Drug Topics visits one-on-one with Mary Relling, PharmD, chair of pharmaceutical sciences at St. Jude Children's Research Hospital, who has devoted her career to finding better treatment options for childhood leukemia patients.
One size doesn't fit all. Whether it's the fit of a T-shirt or a patient's reaction to a medication, there is often no universal solution. No one understands individual differences better than Mary Relling, PharmD, who has devoted her career to finding better treatment options for childhood leukemia patients based on their genetic differences.
These researches drew the attention of the Pediatric Pharmacy Advocacy Group, which recently honored Relling with the Sumner J. Yaffe Lifetime Award in Pediatric Pharmacology and Therapeutics.
The award is the latest in a succession of accolades Relling has received for her work over the course of a career that has allowed her to combine her 2 passions: oncology research and pediatrics.
This is the path she has wanted to take since she was a resident pursuing her Doctor of Pharmacy degree at the University of Utah in the 1980s.
"I was having a hard time deciding between pediatrics and oncology, and somebody said, well, why don't you do both," she said.
The result has been a successful career at St. Jude Children's Research Hospital, where Relling has been able to focus on childhood acute lymphoblastic leukemia (ALL).
Genetic variability
The disease has been a good model for pharmacogenetic research, said Relling, because it is largely curable with medications alone.
However, often that means that patients are given anywhere from 6 to 10 different anticancer drugs at a time, drugs that they may have to take for as long as 3 years.
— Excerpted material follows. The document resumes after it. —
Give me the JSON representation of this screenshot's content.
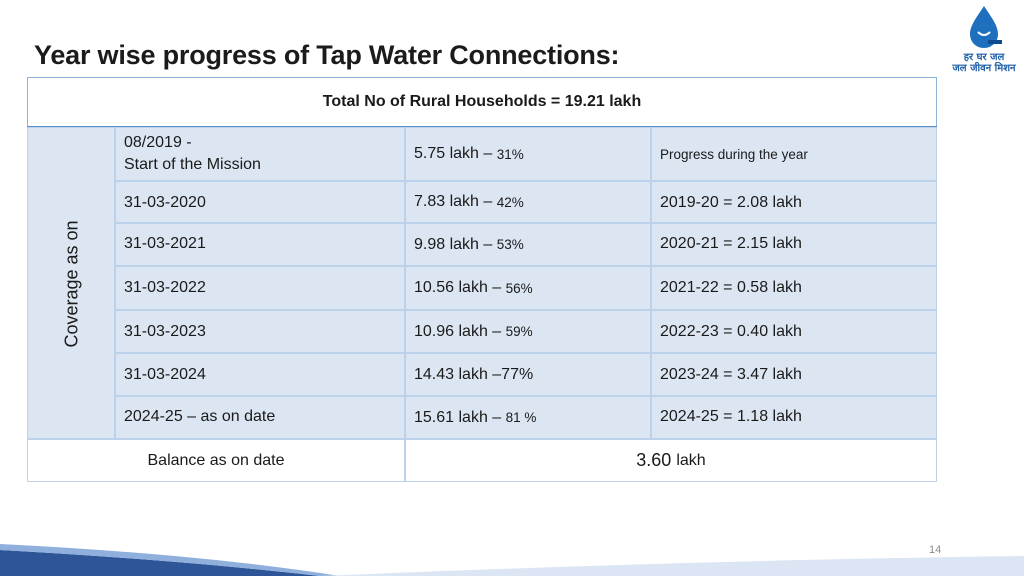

Common medications for treating ALL, such as methotrexate, mercaptopurine, asparaginase, dexamethasone, and etoposide are often also associated with serious adverse effects.
Relling and her team are working to find ways to individualize drug therapy that will decrease the adverse effects that patients experience without diminishing the antileukemic effects of the drugs.
"Genetic variability is a lot of the reason that patients differ from each other pharmacokinetically and pharmacodynamically," she said. "Pharmacogenomics is one of the tools that we can use to explain why the same medications that work terrifically in some patients don't work well in others."
Tests for subgroups
One aspect of Relling's research seeks to determine whether certain subgroups of patients would benefit from genetic testing more than others.
According to Relling, who has published more than 200 peer-reviewed articles and who also serves as a professor at the University of Tennessee Health Science Colleges of Pharmacy and Medicine, treatment decisions for most patients may be made on the basis of conventional risk factors such as age, presenting white blood cell count, and kidney and liver function.
However, certain patients may need more specific testing to determine their optimum treatment regimen.
"For example, we recently found that if you do a genome-wide screen of all kids with leukemia, those kids who have a high Native American ancestry - and in the United States that turns out to be most people who are self-declared Hispanic by ethnicity - those patients have a higher risk of relapse if we give them normal ALL chemotherapy, compared to patients that don't have a high Native American ancestry, and it's independent of other conventional risk factors," she said.